Lise hocha la tête. Une mèche noire s’était échappée du chignon et lui balayait la joue.

— Cela fait penser… souffla-t-elle.

— Oui ?

— Non, c’est sûrement idiot.

— Pas plus que mes tentatives de programmation…

— Je dirai que ça évoque un déplacement général, fit-elle avec un sourire triste, une sorte d’exode… de migration universelle : l’homme, les oiseaux, les poissons. Une marche vers quelque chose…

— Un pèlerinage ?

— Peut-être.

David rajusta ses lunettes. Un pli soucieux barrait son front.

— Cazhel vous a probablement dit que je n’étais pas chaud pour le suivre, murmura-t-il en évitant le regard de la jeune femme, que je me dégonflais… ?

Elle eut un geste vague de la main. David se redressa.

— Vous savez quel est son plan ? martela-t-il d’une voix sourde. Capturer deux ou trois couples et abattre tous les autres, soit près d’une centaine de personnes ! Ensuite il prétextera une épidémie…

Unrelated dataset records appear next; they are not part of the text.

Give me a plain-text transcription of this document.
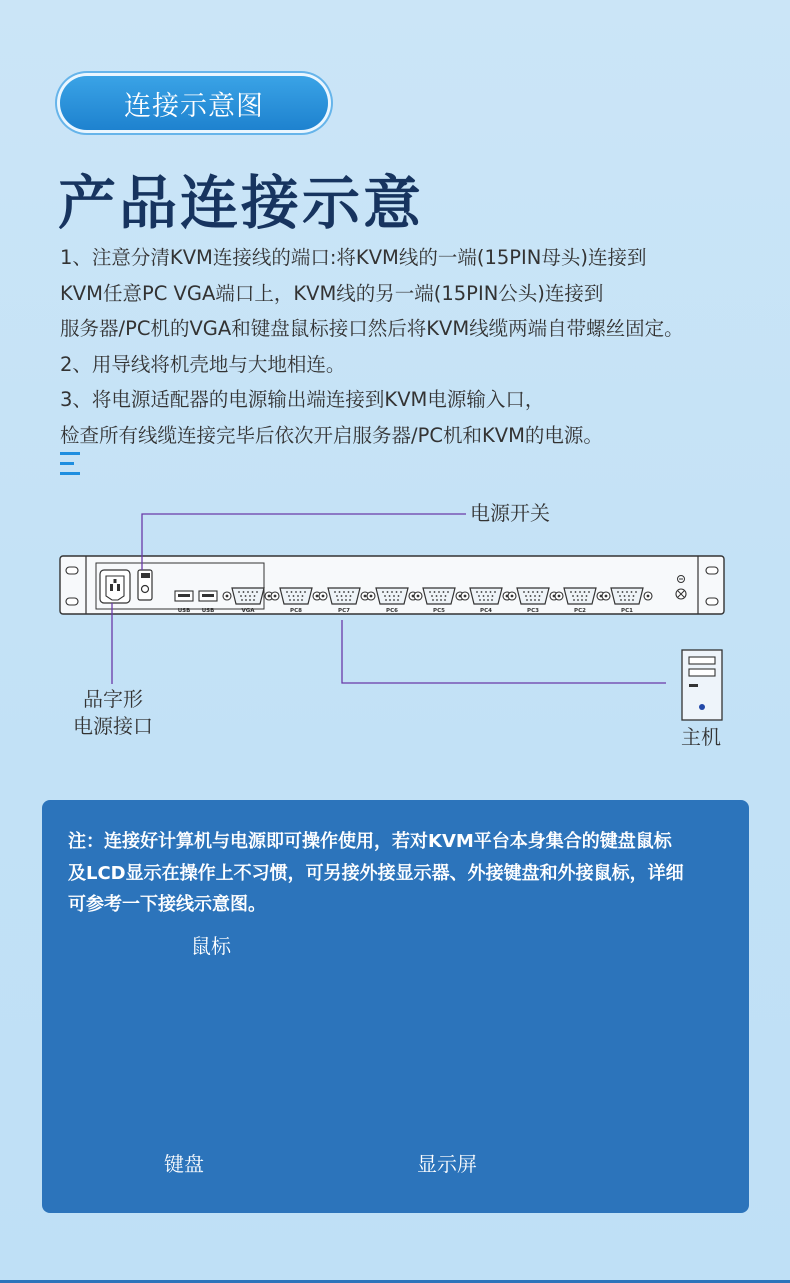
连接示意图
产品连接示意

1、注意分清KVM连接线的端口:将KVM线的一端(15PIN母头)连接到

KVM任意PC VGA端口上，KVM线的另一端(15PIN公头)连接到

服务器/PC机的VGA和键盘鼠标接口然后将KVM线缆两端自带螺丝固定。

2、用导线将机壳地与大地相连。

3、将电源适配器的电源输出端连接到KVM电源输入口，

检查所有线缆连接完毕后依次开启服务器/PC机和KVM的电源。

USB USB	VGA	PC8	PC7	PC6	PC5	PC4	PC3	PC2	PC1
电源开关
品字形
电源接口	主机
注：连接好计算机与电源即可操作使用，若对KVM平台本身集合的键盘鼠标
及LCD显示在操作上不习惯，可另接外接显示器、外接键盘和外接鼠标，详细
可参考一下接线示意图。
鼠标
键盘	显示屏
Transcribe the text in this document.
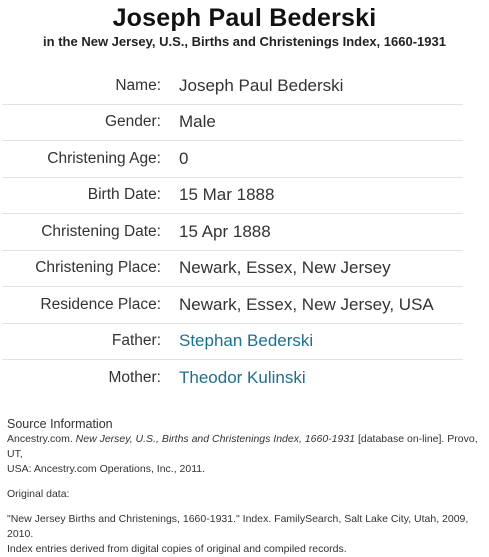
Joseph Paul Bederski
in the New Jersey, U.S., Births and Christenings Index, 1660-1931
Name:	Joseph Paul Bederski
Gender:	Male
Christening Age:	0
Birth Date:	15 Mar 1888
Christening Date:	15 Apr 1888
Christening Place:	Newark, Essex, New Jersey
Residence Place:	Newark, Essex, New Jersey, USA
Father:	Stephan Bederski
Mother:	Theodor Kulinski
Source Information
Ancestry.com. New Jersey, U.S., Births and Christenings Index, 1660-1931 [database on-line]. Provo, UT,
USA: Ancestry.com Operations, Inc., 2011.
Original data:
"New Jersey Births and Christenings, 1660-1931." Index. FamilySearch, Salt Lake City, Utah, 2009, 2010.
Index entries derived from digital copies of original and compiled records.
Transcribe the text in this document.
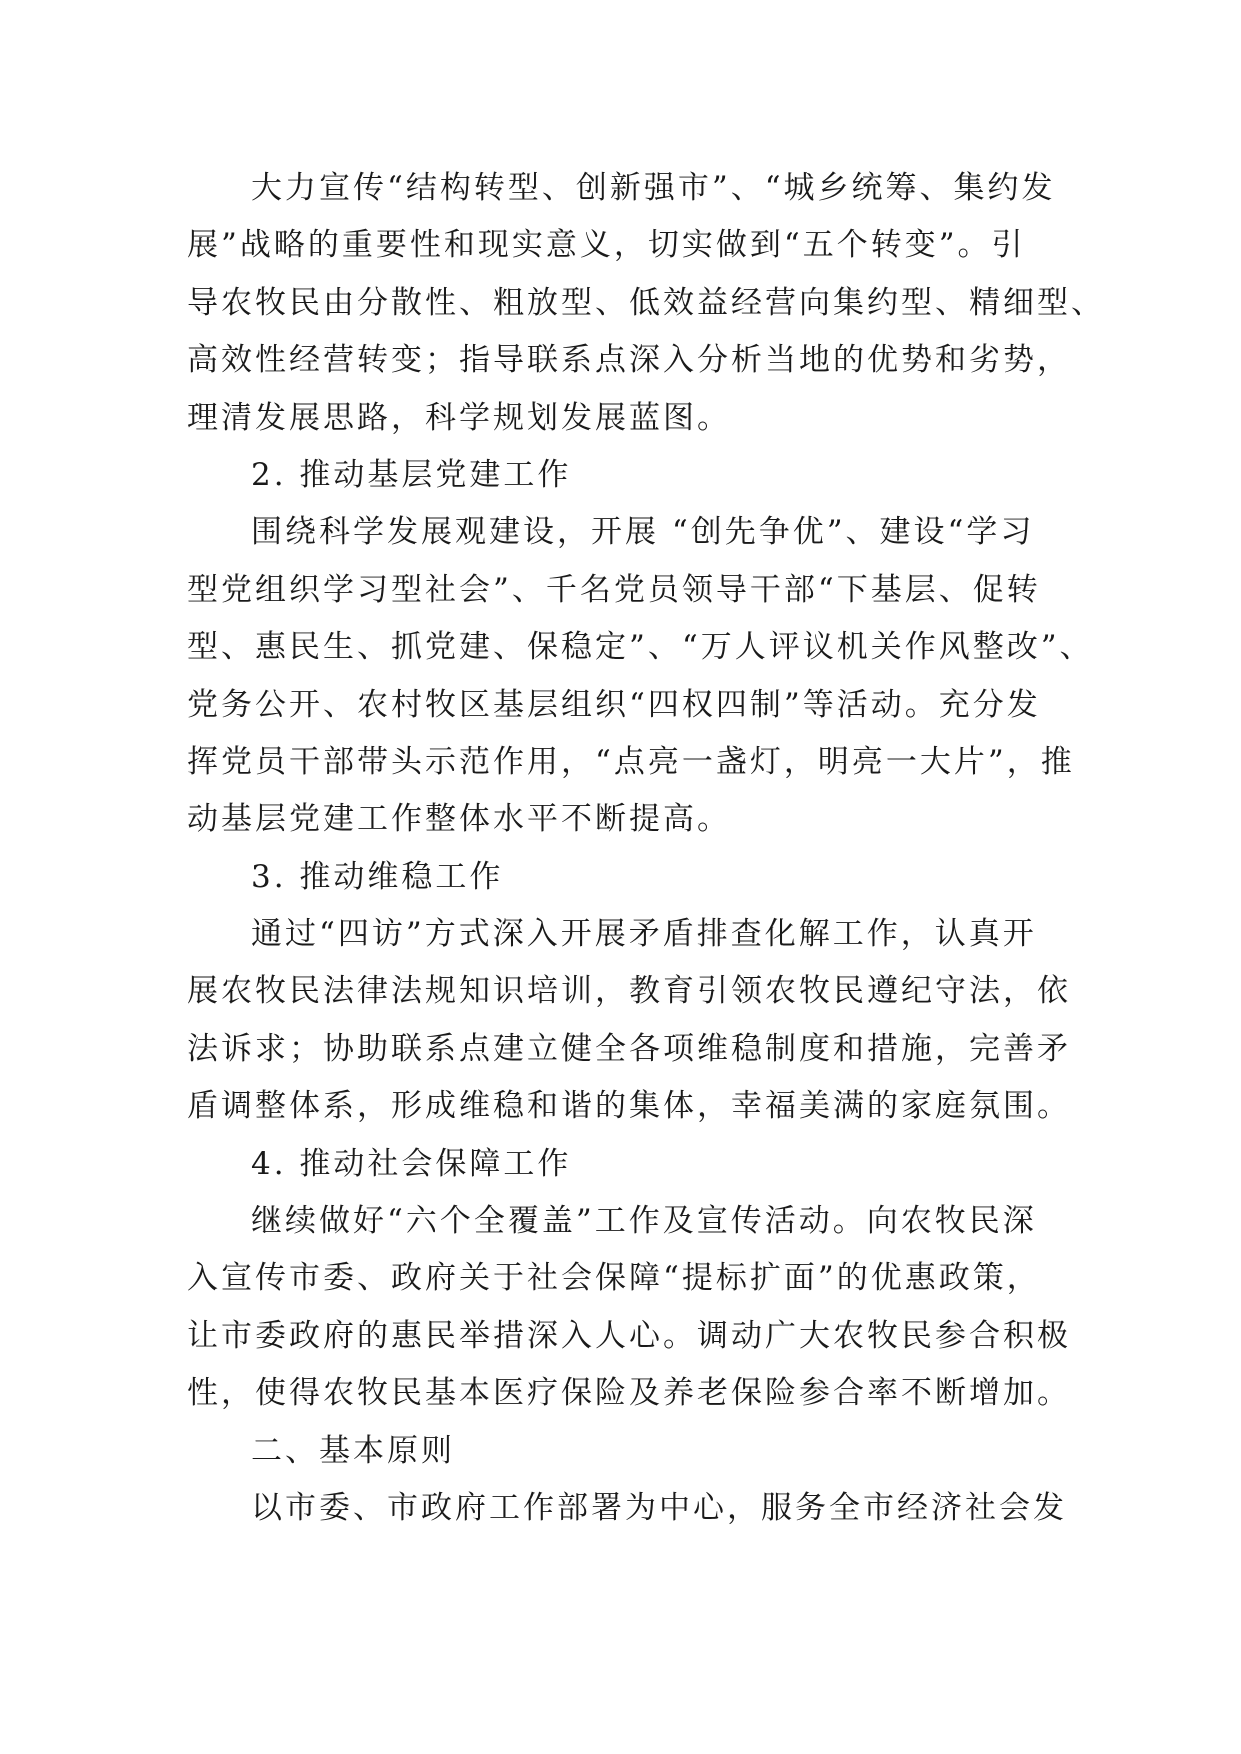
大力宣传“结构转型、创新强市”、“城乡统筹、集约发
展”战略的重要性和现实意义，切实做到“五个转变”。引
导农牧民由分散性、粗放型、低效益经营向集约型、精细型、
高效性经营转变；指导联系点深入分析当地的优势和劣势，
理清发展思路，科学规划发展蓝图。
2. 推动基层党建工作
围绕科学发展观建设，开展 “创先争优”、建设“学习
型党组织学习型社会”、千名党员领导干部“下基层、促转
型、惠民生、抓党建、保稳定”、“万人评议机关作风整改”、
党务公开、农村牧区基层组织“四权四制”等活动。充分发
挥党员干部带头示范作用，“点亮一盏灯，明亮一大片”，推
动基层党建工作整体水平不断提高。
3. 推动维稳工作
通过“四访”方式深入开展矛盾排查化解工作，认真开
展农牧民法律法规知识培训，教育引领农牧民遵纪守法，依
法诉求；协助联系点建立健全各项维稳制度和措施，完善矛
盾调整体系，形成维稳和谐的集体，幸福美满的家庭氛围。
4. 推动社会保障工作
继续做好“六个全覆盖”工作及宣传活动。向农牧民深
入宣传市委、政府关于社会保障“提标扩面”的优惠政策，
让市委政府的惠民举措深入人心。调动广大农牧民参合积极
性，使得农牧民基本医疗保险及养老保险参合率不断增加。
二、基本原则
以市委、市政府工作部署为中心，服务全市经济社会发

Lise s’enveloppa les épaules dans les mains, frileusement. Le chat tatoué escaladait doucement la face interne de sa cuisse droite pour chercher refuge à l’intérieur du short.

— Vous avez froid ? s’enquit David. Vous auriez pu mettre un pantalon.

Elle secoua la tête avec véhémence, achevant de bouleverser son chignon.

— Non ! Je veux LE surveiller, comprenez-vous ? L’avoir à tout instant sous les yeux, être sûre qu’il se déplace toujours ! Si j’avais un pantalon, je le baisserais toutes les cinq minutes pour m’assurer que l’image reste suffisamment mobile…

— Excusez-moi.

— Ce n’est rien. S’il ne tenait qu’à moi, je vivrais nue toute la journée pour suivre la trajectoire de cette saleté qui peut me tuer n’importe quand. J’appartiens à la première génération de tatoués, vous savez ? Je devrais être morte depuis longtemps. Je crois qu’à l’heure actuelle il ne reste plus dans la capitale un seul tatoueur vivant…

Elle se tut, les yeux dans le vague.

— Nous partons ce soir, lâcha David. Cazhel espère ainsi atteindre la terre des ponts à l’aurore. Si nous rattrapons les mutants, ce sera un massacre…

— Je sais, vous me l’avez expliqué. Une centaine de morts. Mais je pense à tous ceux qui attendent en ce moment dans les hôpitaux, dans les camps… et qui doivent représenter un bon millier de têtes, peut-être beaucoup plus. C’est insoluble.

— Les Patchworks ne sont pas responsables de l’emploi aberrant qui a été fait du mucus. Vous disiez vous-même hier soir qu’il s’agissait sans doute d’une entreprise « d’assainissement » décidée par les autorités. Ce que je m’explique moins, c’est la volte-face de Barney, son coup de téléphone pour vous prévenir…

Lise haussa les épaules.

— Il doutait. Je pense qu’il s’est senti manipulé. Il m’a laissé entendre qu’on allait tenter de se débarrasser de lui. Il a peut-être vu dans cette « trahison » un moyen de se venger de ses employeurs ? Qui sait ?

Le soleil se couchait, diffusant une étrange buée rouge à travers les diverses couches de brouillard.

— Dans quelques heures ce sera la route, soliloqua David. Je persiste à penser que nous faisons une folie mais je ne veux pas avoir l’impression de regarder quelqu’un se noyer sans lui tendre la main.

Il quêta une réponse, mais Lise – perdue dans on ne sait quel abîme intérieur – ne l’avait pas écouté.